Eggs are relatively inexpensive and may be particularly important for people following a restricted diet or for those who have increased nutrient requirements.

Such groups include:

  • Ovo-vegetarians – one serve of eggs contains useful amounts of selenium (59% RDI), vitamin B12 (40% RDI) and iron (14% RDI), all nutrients that can be lacking in a vegetarian diet.
  • Pregnancy – eggs are an excellent way for pregnant women to meet their increased nutritional requirements, containing useful amounts of protein, iron, iodine, vitamin B12, vitamin A and omega-3 fats. Eggs are a particularly good source of folate providing the same amount as a glass of orange juice. Eggs are one of only a few food sources of choline and provide more choline per kilojoule than most other foods. Choline is particularly useful in the diet of pregnant and lactating women.  Eggs are therefore highly recommended at this time of life. Eggs are also one of the main contributors of vitamin D to the diet of pregnant women. With research showing only 10% of Australian women meet the recommended intake of foods from the meats and alternatives food group during pregnancy, increasing intake of eggs may be one useful way of reaching these recommendations.
  • Children and adolescents – eggs provide useful amounts of nutrients such as riboflavin, magnesium, phosphorus, zinc, folate, vitamin A, vitamin B6 and iron that can be low in many children’s and teenagers diets.
  • Sports people – eggs provide a valuable source of nutrients required by sports people including iron, folate and vitamin B12. Eggs are also a source of protein which can help meet the higher protein requirements of sports people and the antioxidants in eggs may assist recovery from exercise by reducing muscle and cell damage.
  • Elderly – due to their soft texture, eggs may be a particularly suitable food in the diets of frail elderly. As well as providing omega-3 for heart health benefits, eggs provide the vitamins A and E and the antioxidants lutein and zeaxanthin which have been associated with lower rates of age-related macular degeneration (AMD). They also provide a good source of protein which is important for maintaining bone and muscle mass with age and which may assist in the prevention of unwanted weight loss in this group. The Australian Health Survey revealed that 14% of males and 4% of females aged 71 and over did not meet their increased requirements for protein and this was the highest of all age groups. Vitamin A inadequacy was also prevalent in older Australians with 13.2% males and 15.7% females not meeting recommended intake.

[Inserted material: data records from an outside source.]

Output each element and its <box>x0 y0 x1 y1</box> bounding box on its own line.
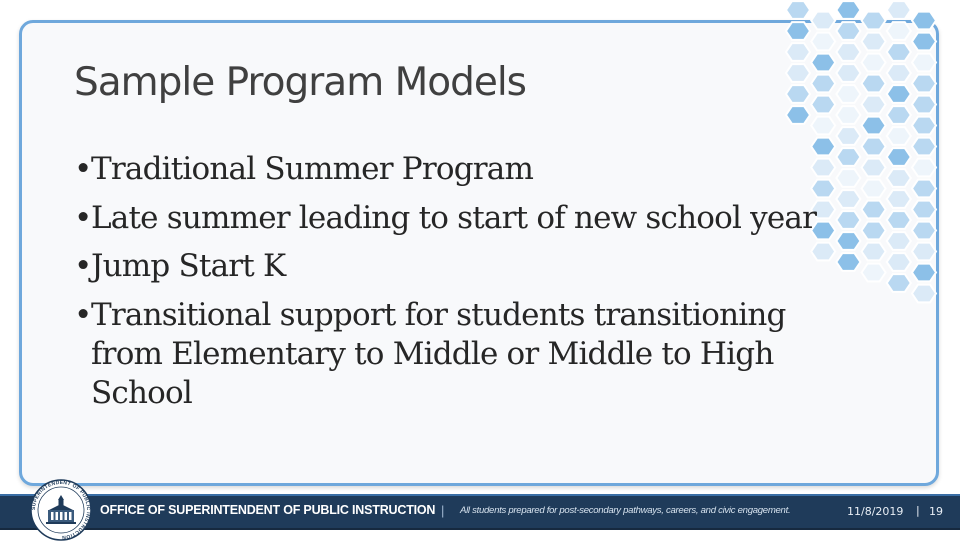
hexagon-tile <box>912 96 936 114</box>
hexagon-tile <box>912 222 936 240</box>
hexagon-tile <box>887 64 911 82</box>
hexagon-tile <box>912 117 936 135</box>
hexagon-tile <box>862 12 886 30</box>
hexagon-tile <box>912 201 936 219</box>
hexagon-tile <box>912 75 936 93</box>
hexagon-tile <box>887 43 911 61</box>
hexagon-tile <box>912 264 936 282</box>
hexagon-tile <box>887 22 911 40</box>
bullet-item: • Late summer leading to start of new school year <box>74 199 874 238</box>
hexagon-tile <box>887 253 911 271</box>
hexagon-tile <box>862 33 886 51</box>
footer-date: 11/8/2019 <box>847 505 904 518</box>
hexagon-tile <box>887 1 911 19</box>
hexagon-tile <box>887 85 911 103</box>
hexagon-tile <box>811 54 835 72</box>
hexagon-tile <box>836 64 860 82</box>
hexagon-tile <box>912 138 936 156</box>
bullet-list <box>74 150 874 422</box>
hexagon-tile <box>786 106 810 124</box>
hexagon-tile <box>811 12 835 30</box>
hexagon-tile <box>862 75 886 93</box>
hexagon-tile <box>887 148 911 166</box>
hexagon-tile <box>862 117 886 135</box>
footer-organization: OFFICE OF SUPERINTENDENT OF PUBLIC INSTRUCTION <box>100 503 436 517</box>
hexagon-tile <box>912 159 936 177</box>
hexagon-tile <box>912 243 936 261</box>
hexagon-tile <box>786 22 810 40</box>
hexagon-tile <box>836 43 860 61</box>
hexagon-tile <box>887 190 911 208</box>
hexagon-tile <box>887 127 911 145</box>
hexagon-tile <box>836 127 860 145</box>
hexagon-tile <box>811 33 835 51</box>
hexagon-tile <box>887 106 911 124</box>
hexagon-tile <box>862 96 886 114</box>
footer-page-separator: | <box>916 504 920 517</box>
hexagon-tile <box>912 285 936 303</box>
footer-bar <box>0 494 960 530</box>
hexagon-tile <box>887 169 911 187</box>
svg-text:SUPERINTENDENT OF PUBLIC INSTR: SUPERINTENDENT OF PUBLIC INSTRUCTION <box>30 479 92 541</box>
hexagon-tile <box>811 117 835 135</box>
bullet-item: • Traditional Summer Program <box>74 150 874 189</box>
footer-page-number: 19 <box>929 505 943 518</box>
hexagon-tile <box>811 96 835 114</box>
hexagon-tile <box>786 85 810 103</box>
hexagon-tile <box>912 180 936 198</box>
state-seal-icon <box>30 479 92 541</box>
footer-divider: | <box>441 503 445 518</box>
hexagon-tile <box>887 211 911 229</box>
bullet-item: • Transitional support for students transitioning from Elementary to Middle or Middle to High School <box>74 296 826 413</box>
hexagon-tile <box>887 274 911 292</box>
slide-title: Sample Program Models <box>74 60 526 105</box>
hexagon-tile <box>836 22 860 40</box>
hexagon-tile <box>836 1 860 19</box>
hexagon-tile <box>912 33 936 51</box>
footer-tagline: All students prepared for post-secondary pathways, careers, and civic engagement. <box>460 505 791 516</box>
hexagon-tile <box>912 12 936 30</box>
hexagon-tile <box>786 43 810 61</box>
hexagon-tile <box>786 1 810 19</box>
bullet-item: • Jump Start K <box>74 247 874 286</box>
hexagon-tile <box>836 85 860 103</box>
hexagon-tile <box>836 106 860 124</box>
hexagon-tile <box>887 232 911 250</box>
hexagon-tile <box>912 54 936 72</box>
hexagon-tile <box>786 64 810 82</box>
hexagon-tile <box>862 54 886 72</box>
hexagon-tile <box>811 75 835 93</box>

A serve of eggs* provides 581 kilojoules (138 calories), representing 7% of the energy in a typical 8,700 kilojoule (2070 calorie) a day diet. Considering eggs contribute significantly more than 7% of the RDI for a broad range of nutrients, they may be classified as a nutrient dense food. When people are dieting, or for those who want to optimise their health, it is important to choose foods that are nutrient dense, such as eggs.

In the 2013 Australian Dietary Guidelines, eggs are included in the lean meats and poultry, fish, eggs, tofu, nuts and seeds and legume/beans group as a meat alternative1. The recommended serves of this group for children and adults is 1-3 serves a day depending on age and sex. During pregnancy, 3-4 serves a day are recommended to provide additional iron and zinc. Examples of a serve includes: 2 large eggs, 80g cooked chicken, 65g cooked lean meat or 100g cooked fish.

Overall, eggs are a highly nutritious food that can play an important role in a healthy eating pattern and may be a particularly valuable inclusion in the diet of vulnerable groups. Eggs are recommended as part of a healthy eating pattern that also includes wholegrain breads and cereals, fruits, vegetables, dairy foods, lean meat, fish and poultry and unsaturated fats. Research supports the inclusion of eggs daily  as part of a healthy diet.

 

This statement is for healthcare professionals only.